Os policiais me fizeram mais perguntas sobre as coisas que fiz ontem, e também sobre quaisquer comportamentos estranhos do meu marido, que pudessem indicar medo ou cautela. Respondi que não, contudo a verdade é que não reparei o suficiente no meu marido para relacionar seus comportamentos com um provável estado de alerta por sua segurança. 


Quando os policiais finalmente partiram, me juntei a meus amigos no sofá da minha sala. 

— Então, o que aconteceu? — Eu sabia que não se tratava de uma pergunta idiota, pois Amélie não queria saber das coisas que já havia visto nos noticiários, e sim a minha versão, completa e detalhada, de todos os fatos e especulações. 

— Ele não voltou para casa ontem — suspirei, cansada — Às vezes, ele se atrasa, por isso no início não me preocupei. Depois, as horas começaram a passar, e passar, e ele não chegava — Meus olhos já começaram a marejar com a culpa do que eu estou prestes a revelar. Afinal, eles são meus amigos, e no momento eu não tenho mais ninguém. 

“Eu fiquei feliz. Nós brigamos naquela noite, após o jantar, quando todos vocês foram embora. Eu pensei que ele ainda estivesse bravo. Que iria pagar um hotel ou dormir na casa de alguém, e voltar para casa hoje, sentindo falta do café que eu sempre faço exatamente do jeito que ele gosta”. 

— Sentimos muito, meu bem — sussurrou Cristian. Eu já havia desistido de tentar segurar as emoções, não adiantava mais fingir. Ficamos todos quietos enquanto eu chorava no colo de Amélie. Permanecemos assim por cerca de uma hora.

— Vou fazer um chá, vocês aceitam? — ofereceu Crist, se dirigindo até a minha cozinha. Quis me levantar e impedir, dizer que não estava incapacitada e que podia muito bem esquentar uma chaleira de chá para dois convidados. Mas Amélie foi mais rápida, e me segurou mais forte em seus braços, recomendando que eu descansasse. Ela me conhecia bem demais, o suficiente para entender de onde vinha o ímpeto de me provar o suficiente. 


Apesar de amar bastante meu marido, nosso relacionamento estava se deteriorando aos poucos, mas a tempo suficiente para causar mudanças sólidas. Minha amiga não demorou a perceber, naquele jantar, quando todos nos reunimos. Talvez o tempo longe tenha contribuído para a facilidade com a qual ela notou o tamanho do buraco que eu vinha cavando abaixo dos meus pés. 

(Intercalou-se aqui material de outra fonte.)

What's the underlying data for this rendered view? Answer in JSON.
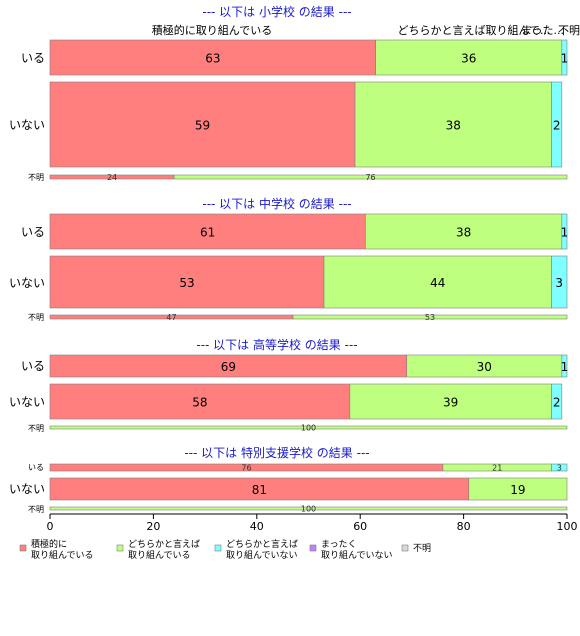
{
  "chart_data": {
    "type": "bar",
    "orientation": "horizontal",
    "stacked": true,
    "xlim": [
      0,
      100
    ],
    "x_ticks": [
      "0",
      "20",
      "40",
      "60",
      "80",
      "100"
    ],
    "grid": false,
    "legend_position": "bottom-left",
    "series": [
      {
        "name": "積極的に\n取り組んでいる",
        "color": "#ff7f7f"
      },
      {
        "name": "どちらかと言えば\n取り組んでいる",
        "color": "#bfff7f"
      },
      {
        "name": "どちらかと言えば\n取り組んでいない",
        "color": "#7fffff"
      },
      {
        "name": "まったく\n取り組んでいない",
        "color": "#bf7fff"
      },
      {
        "name": "不明",
        "color": "#d9d9d9"
      }
    ],
    "header_labels": [
      "積極的に取り組んでいる",
      "どちらかと言えば取り組んで...",
      "まった...",
      "不明"
    ],
    "panels": [
      {
        "title": "--- 以下は 小学校 の結果 ---",
        "rows": [
          {
            "label": "いる",
            "values": [
              63,
              36,
              1,
              0,
              0
            ],
            "labels": [
              "63",
              "36",
              "1",
              "",
              ""
            ]
          },
          {
            "label": "いない",
            "values": [
              59,
              38,
              2,
              0,
              0
            ],
            "labels": [
              "59",
              "38",
              "2",
              "",
              ""
            ]
          },
          {
            "label": "不明",
            "values": [
              24,
              76,
              0,
              0,
              0
            ],
            "labels": [
              "24",
              "76",
              "",
              "",
              ""
            ]
          }
        ]
      },
      {
        "title": "--- 以下は 中学校 の結果 ---",
        "rows": [
          {
            "label": "いる",
            "values": [
              61,
              38,
              1,
              0,
              0
            ],
            "labels": [
              "61",
              "38",
              "1",
              "",
              ""
            ]
          },
          {
            "label": "いない",
            "values": [
              53,
              44,
              3,
              0,
              0
            ],
            "labels": [
              "53",
              "44",
              "3",
              "",
              ""
            ]
          },
          {
            "label": "不明",
            "values": [
              47,
              53,
              0,
              0,
              0
            ],
            "labels": [
              "47",
              "53",
              "",
              "",
              ""
            ]
          }
        ]
      },
      {
        "title": "--- 以下は 高等学校 の結果 ---",
        "rows": [
          {
            "label": "いる",
            "values": [
              69,
              30,
              1,
              0,
              0
            ],
            "labels": [
              "69",
              "30",
              "1",
              "",
              ""
            ]
          },
          {
            "label": "いない",
            "values": [
              58,
              39,
              2,
              0,
              0
            ],
            "labels": [
              "58",
              "39",
              "2",
              "",
              ""
            ]
          },
          {
            "label": "不明",
            "values": [
              0,
              100,
              0,
              0,
              0
            ],
            "labels": [
              "",
              "100",
              "",
              "",
              ""
            ]
          }
        ]
      },
      {
        "title": "--- 以下は 特別支援学校 の結果 ---",
        "rows": [
          {
            "label": "いる",
            "values": [
              76,
              21,
              3,
              0,
              0
            ],
            "labels": [
              "76",
              "21",
              "3",
              "",
              ""
            ]
          },
          {
            "label": "いない",
            "values": [
              81,
              19,
              0,
              0,
              0
            ],
            "labels": [
              "81",
              "19",
              "",
              "",
              ""
            ]
          },
          {
            "label": "不明",
            "values": [
              0,
              100,
              0,
              0,
              0
            ],
            "labels": [
              "",
              "100",
              "",
              "",
              ""
            ]
          }
        ]
      }
    ]
  }
}
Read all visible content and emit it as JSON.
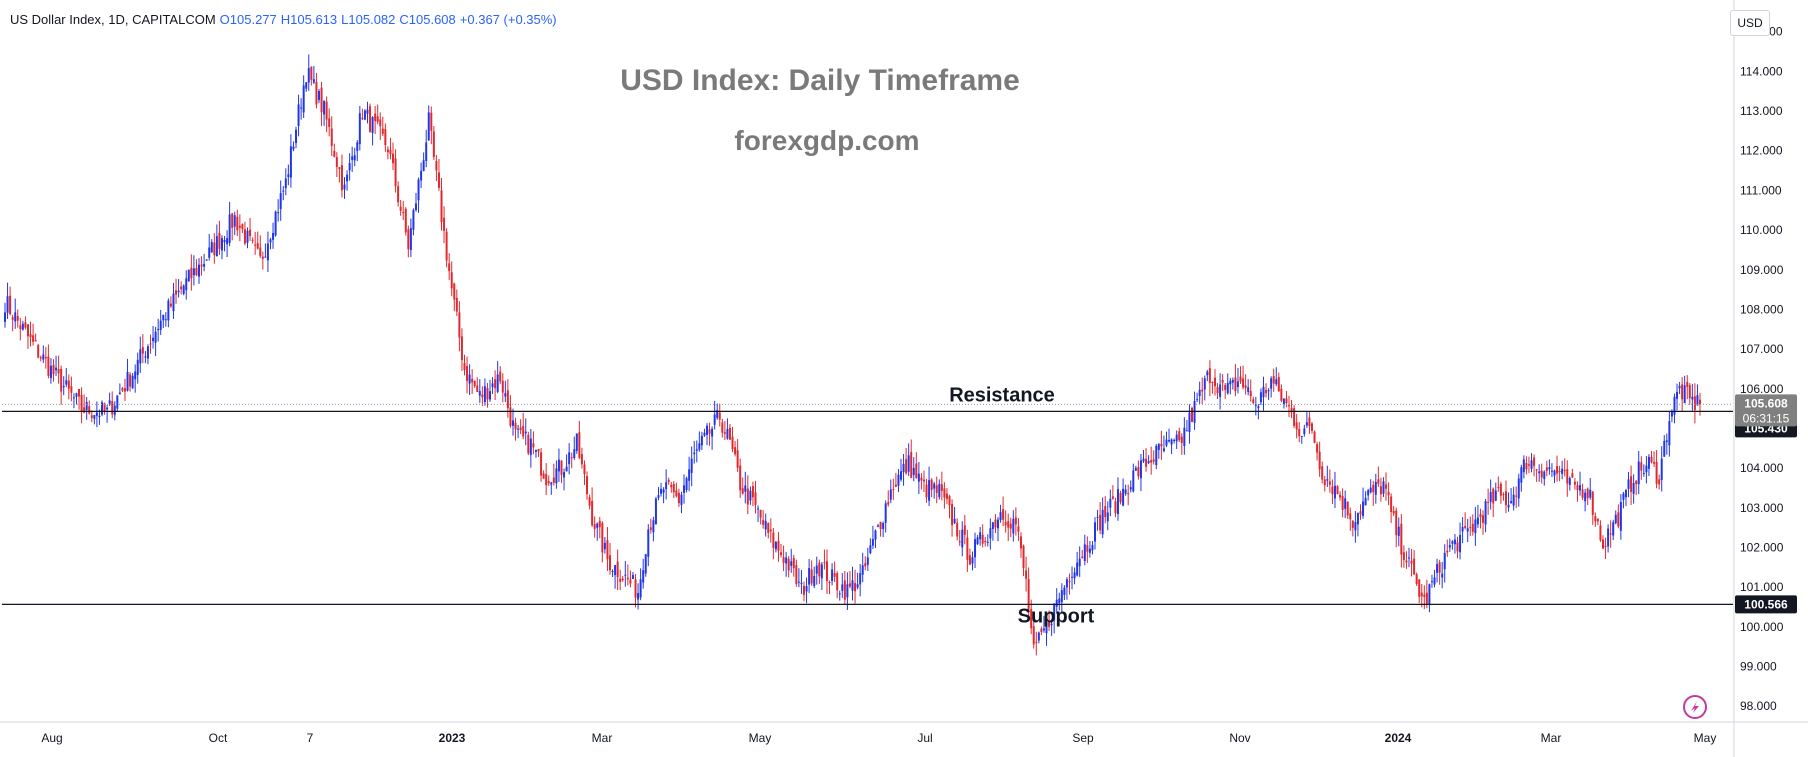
{
  "legend": {
    "symbol": "US Dollar Index, 1D, CAPITALCOM",
    "open": "O105.277",
    "high": "H105.613",
    "low": "L105.082",
    "close": "C105.608",
    "change": "+0.367 (+0.35%)"
  },
  "currency_button": "USD",
  "chart_data": {
    "type": "candlestick",
    "title": "USD Index: Daily Timeframe",
    "subtitle": "forexgdp.com",
    "ylim": [
      97.6,
      115.8
    ],
    "y_ticks": [
      "98.000",
      "99.000",
      "100.000",
      "101.000",
      "102.000",
      "103.000",
      "104.000",
      "105.000",
      "106.000",
      "107.000",
      "108.000",
      "109.000",
      "110.000",
      "111.000",
      "112.000",
      "113.000",
      "114.000",
      "115.000"
    ],
    "x_ticks": [
      "Aug",
      "Oct",
      "7",
      "2023",
      "Mar",
      "May",
      "Jul",
      "Sep",
      "Nov",
      "2024",
      "Mar",
      "May"
    ],
    "price_path_close": [
      [
        0,
        108.2
      ],
      [
        10,
        107.2
      ],
      [
        20,
        106.3
      ],
      [
        30,
        105.5
      ],
      [
        40,
        105.4
      ],
      [
        50,
        106.4
      ],
      [
        60,
        107.6
      ],
      [
        70,
        108.6
      ],
      [
        80,
        109.4
      ],
      [
        90,
        110.3
      ],
      [
        100,
        109.2
      ],
      [
        110,
        111.2
      ],
      [
        118,
        114.0
      ],
      [
        125,
        113.0
      ],
      [
        133,
        111.0
      ],
      [
        140,
        113.0
      ],
      [
        150,
        112.1
      ],
      [
        158,
        109.6
      ],
      [
        166,
        112.7
      ],
      [
        175,
        108.5
      ],
      [
        180,
        106.5
      ],
      [
        186,
        105.8
      ],
      [
        194,
        106.3
      ],
      [
        200,
        104.8
      ],
      [
        206,
        104.6
      ],
      [
        212,
        103.8
      ],
      [
        218,
        104.0
      ],
      [
        224,
        104.6
      ],
      [
        230,
        102.8
      ],
      [
        236,
        101.7
      ],
      [
        242,
        101.3
      ],
      [
        248,
        100.9
      ],
      [
        252,
        102.5
      ],
      [
        258,
        103.5
      ],
      [
        264,
        103.2
      ],
      [
        270,
        104.3
      ],
      [
        276,
        104.9
      ],
      [
        280,
        105.3
      ],
      [
        284,
        104.6
      ],
      [
        288,
        103.6
      ],
      [
        294,
        103.0
      ],
      [
        300,
        102.2
      ],
      [
        306,
        101.7
      ],
      [
        312,
        100.9
      ],
      [
        318,
        101.6
      ],
      [
        324,
        101.2
      ],
      [
        330,
        100.9
      ],
      [
        336,
        101.3
      ],
      [
        342,
        102.5
      ],
      [
        348,
        103.6
      ],
      [
        354,
        104.1
      ],
      [
        360,
        103.5
      ],
      [
        366,
        103.4
      ],
      [
        372,
        102.6
      ],
      [
        378,
        101.8
      ],
      [
        384,
        102.3
      ],
      [
        390,
        102.9
      ],
      [
        396,
        102.6
      ],
      [
        400,
        101.1
      ],
      [
        403,
        99.3
      ],
      [
        407,
        99.9
      ],
      [
        412,
        100.6
      ],
      [
        418,
        101.5
      ],
      [
        424,
        102.1
      ],
      [
        430,
        102.8
      ],
      [
        436,
        103.2
      ],
      [
        442,
        103.8
      ],
      [
        448,
        104.2
      ],
      [
        454,
        104.5
      ],
      [
        460,
        104.6
      ],
      [
        466,
        105.5
      ],
      [
        472,
        106.4
      ],
      [
        478,
        105.9
      ],
      [
        484,
        106.2
      ],
      [
        490,
        105.6
      ],
      [
        496,
        106.2
      ],
      [
        502,
        105.6
      ],
      [
        508,
        104.9
      ],
      [
        512,
        105.0
      ],
      [
        516,
        103.9
      ],
      [
        522,
        103.4
      ],
      [
        528,
        102.7
      ],
      [
        534,
        103.3
      ],
      [
        540,
        103.6
      ],
      [
        544,
        102.6
      ],
      [
        548,
        101.9
      ],
      [
        552,
        101.2
      ],
      [
        556,
        100.6
      ],
      [
        560,
        101.2
      ],
      [
        566,
        102.0
      ],
      [
        572,
        102.3
      ],
      [
        578,
        102.8
      ],
      [
        584,
        103.3
      ],
      [
        590,
        103.2
      ],
      [
        596,
        104.2
      ],
      [
        602,
        104.0
      ],
      [
        608,
        103.9
      ],
      [
        614,
        103.5
      ],
      [
        620,
        103.5
      ],
      [
        626,
        102.1
      ],
      [
        632,
        102.8
      ],
      [
        638,
        103.8
      ],
      [
        644,
        104.1
      ],
      [
        648,
        103.8
      ],
      [
        652,
        105.3
      ],
      [
        656,
        106.0
      ],
      [
        660,
        105.7
      ],
      [
        664,
        105.6
      ]
    ],
    "levels": [
      {
        "name": "Resistance",
        "value": 105.43,
        "axis_label": "105.430"
      },
      {
        "name": "Support",
        "value": 100.566,
        "axis_label": "100.566"
      }
    ],
    "last_price": {
      "value": 105.608,
      "label": "105.608",
      "countdown": "06:31:15"
    },
    "up_color": "#2136e8",
    "down_color": "#e0282e",
    "level_color": "#131722",
    "grid": false
  }
}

O problema é que as doses são servidas na medida certa para que eu acabe onde estou, Amélie explicou mais tarde. Na cozinha, enquanto eu limpava tudo, eu confessei aos sussurros os motivos da minha perda de peso e quedas de cabelo. O motivo da exaustão.

Quando as atitudes de Thiago começaram a mudar, foi algo sutil e gradativo. Ele não teve pressa em ferrar com a minha cabeça. Começou a listar, quase que diariamente, todos os motivos pelos quais eu deveria agradecê-lo. Eu devia agradecer o fato de que um homem tão incrível estivesse, diariamente, se dispondo a continuar do meu lado. Eu agradecia, claro, pois realmente me sentia sortuda. Ora, quem pode dizer que seu homem insiste para que você use seu dia de domingo para descansar, enquanto ele limpa a casa para você?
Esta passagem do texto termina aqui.